Historische Ereignisse 1921

Historische Ereignisse

Österreich

  • Elise Richter wird außerordentliche Professorin für romanische Philologie an der Universität Wien.

  • Im Nationalrat wird im November ein Gesetz beschlossen, das den Hausgehilfinnen, Bedienerinnen, Heimarbeiterinnen und Landarbeiterinnen eine Krankenversicherung zusichert.

  • Anfang des Jahres wird das das sogenannte Gesetz über die Regelung des Hebammenwesens um einige, lang geforderte Paragraphen erweitert.

  • Der Organisation der Versicherungsangestellten ist es gelungen, die Gleichstellung der weiblichen Angestellten sowohl im rechtlichen Teil des Dienstvertrages als auch in Bezug auf das Gehaltsschema durchzusetzen.

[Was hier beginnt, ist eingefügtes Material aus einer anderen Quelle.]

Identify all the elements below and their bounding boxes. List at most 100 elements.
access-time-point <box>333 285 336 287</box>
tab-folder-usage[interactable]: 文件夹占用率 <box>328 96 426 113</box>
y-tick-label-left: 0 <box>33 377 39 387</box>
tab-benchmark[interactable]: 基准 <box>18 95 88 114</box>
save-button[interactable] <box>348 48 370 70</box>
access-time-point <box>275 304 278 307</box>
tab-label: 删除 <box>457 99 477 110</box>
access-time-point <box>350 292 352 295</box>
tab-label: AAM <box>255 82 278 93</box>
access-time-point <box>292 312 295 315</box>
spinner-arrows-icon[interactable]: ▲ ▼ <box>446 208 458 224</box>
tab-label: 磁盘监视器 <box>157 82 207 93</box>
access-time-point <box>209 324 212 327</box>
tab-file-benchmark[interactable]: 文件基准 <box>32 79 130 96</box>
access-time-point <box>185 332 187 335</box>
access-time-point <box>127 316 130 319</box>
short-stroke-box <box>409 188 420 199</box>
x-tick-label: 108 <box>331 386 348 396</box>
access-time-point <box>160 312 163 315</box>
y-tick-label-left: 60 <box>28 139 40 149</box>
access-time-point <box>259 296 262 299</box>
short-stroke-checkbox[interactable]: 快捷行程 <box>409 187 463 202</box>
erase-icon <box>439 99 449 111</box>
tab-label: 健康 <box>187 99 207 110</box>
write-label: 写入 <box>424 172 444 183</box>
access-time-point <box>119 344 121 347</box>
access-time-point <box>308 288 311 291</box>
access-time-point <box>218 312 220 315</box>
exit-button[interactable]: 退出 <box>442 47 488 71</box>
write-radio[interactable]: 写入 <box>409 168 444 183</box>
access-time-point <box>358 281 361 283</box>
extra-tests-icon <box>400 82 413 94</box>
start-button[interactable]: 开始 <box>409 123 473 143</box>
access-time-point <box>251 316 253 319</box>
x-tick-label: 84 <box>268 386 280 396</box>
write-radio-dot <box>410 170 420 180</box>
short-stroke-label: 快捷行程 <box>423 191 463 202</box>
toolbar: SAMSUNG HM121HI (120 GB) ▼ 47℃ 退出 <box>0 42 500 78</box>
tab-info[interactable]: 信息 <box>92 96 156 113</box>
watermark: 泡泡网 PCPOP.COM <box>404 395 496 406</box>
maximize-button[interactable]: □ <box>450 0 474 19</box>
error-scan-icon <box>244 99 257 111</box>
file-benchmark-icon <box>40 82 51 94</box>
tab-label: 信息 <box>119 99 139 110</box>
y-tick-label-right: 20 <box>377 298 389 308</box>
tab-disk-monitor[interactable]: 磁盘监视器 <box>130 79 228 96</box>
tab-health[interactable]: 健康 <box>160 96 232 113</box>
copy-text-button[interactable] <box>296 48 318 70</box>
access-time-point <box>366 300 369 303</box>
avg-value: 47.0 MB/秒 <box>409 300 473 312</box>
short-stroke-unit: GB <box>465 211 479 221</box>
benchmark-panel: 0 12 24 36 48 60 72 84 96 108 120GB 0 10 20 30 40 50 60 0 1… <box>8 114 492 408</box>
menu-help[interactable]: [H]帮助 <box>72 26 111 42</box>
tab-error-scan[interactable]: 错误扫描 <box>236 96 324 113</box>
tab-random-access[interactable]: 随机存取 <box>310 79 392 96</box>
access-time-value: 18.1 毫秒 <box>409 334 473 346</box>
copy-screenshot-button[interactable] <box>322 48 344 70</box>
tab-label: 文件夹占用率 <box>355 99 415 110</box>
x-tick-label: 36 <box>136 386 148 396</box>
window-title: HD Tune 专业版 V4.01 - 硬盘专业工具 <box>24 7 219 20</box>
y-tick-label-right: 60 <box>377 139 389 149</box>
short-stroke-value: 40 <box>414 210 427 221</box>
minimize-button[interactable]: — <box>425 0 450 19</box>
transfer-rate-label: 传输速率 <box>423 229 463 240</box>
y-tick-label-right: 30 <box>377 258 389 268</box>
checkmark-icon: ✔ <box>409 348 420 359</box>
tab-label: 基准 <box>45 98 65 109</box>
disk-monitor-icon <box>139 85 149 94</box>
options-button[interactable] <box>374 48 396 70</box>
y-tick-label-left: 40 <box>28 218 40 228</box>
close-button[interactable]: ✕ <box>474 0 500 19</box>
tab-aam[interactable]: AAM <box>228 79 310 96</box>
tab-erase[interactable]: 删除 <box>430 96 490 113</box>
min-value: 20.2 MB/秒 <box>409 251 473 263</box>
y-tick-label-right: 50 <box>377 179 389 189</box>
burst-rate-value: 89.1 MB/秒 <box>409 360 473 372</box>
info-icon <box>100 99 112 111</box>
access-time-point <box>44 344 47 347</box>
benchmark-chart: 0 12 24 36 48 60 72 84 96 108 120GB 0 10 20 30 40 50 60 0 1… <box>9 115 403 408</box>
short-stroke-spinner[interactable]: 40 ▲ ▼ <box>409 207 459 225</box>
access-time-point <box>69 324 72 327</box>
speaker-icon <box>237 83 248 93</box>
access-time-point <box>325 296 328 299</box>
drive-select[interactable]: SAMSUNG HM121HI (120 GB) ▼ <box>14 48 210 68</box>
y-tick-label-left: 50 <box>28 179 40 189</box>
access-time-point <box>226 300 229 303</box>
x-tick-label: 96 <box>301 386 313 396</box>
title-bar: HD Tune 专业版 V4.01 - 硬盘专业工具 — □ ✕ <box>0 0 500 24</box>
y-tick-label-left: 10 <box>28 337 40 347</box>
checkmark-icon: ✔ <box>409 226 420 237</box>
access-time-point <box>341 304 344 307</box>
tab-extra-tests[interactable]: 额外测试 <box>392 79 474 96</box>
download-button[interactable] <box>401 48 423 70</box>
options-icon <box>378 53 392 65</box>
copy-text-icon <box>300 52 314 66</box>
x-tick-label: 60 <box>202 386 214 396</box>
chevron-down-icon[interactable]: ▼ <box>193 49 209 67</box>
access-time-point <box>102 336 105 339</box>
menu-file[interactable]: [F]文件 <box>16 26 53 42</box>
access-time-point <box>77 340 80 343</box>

  • Christine Touaillon ist nach Elise Richter die zweite Frau, der an der Universität Wien eine Venia legendi verliehen wird. Sie erhält eine Dozentur für neuere deutsche Literatur.

  • Vom 10. bis 16. Juli Juli 1921 wird der dritte Kongress der Women's International League for Peace and Freedom (WILPF) in Wien abgehalten. Cirka 400 Delegierte sind anwesend. Die Österreichische Sektion des WILPF ist entscheidend an der Kongressorganisation beteiligt.

Andere Länder

  • Dem Gemeinderat von Berlin gehören nun drei Frauen als Stadträte an.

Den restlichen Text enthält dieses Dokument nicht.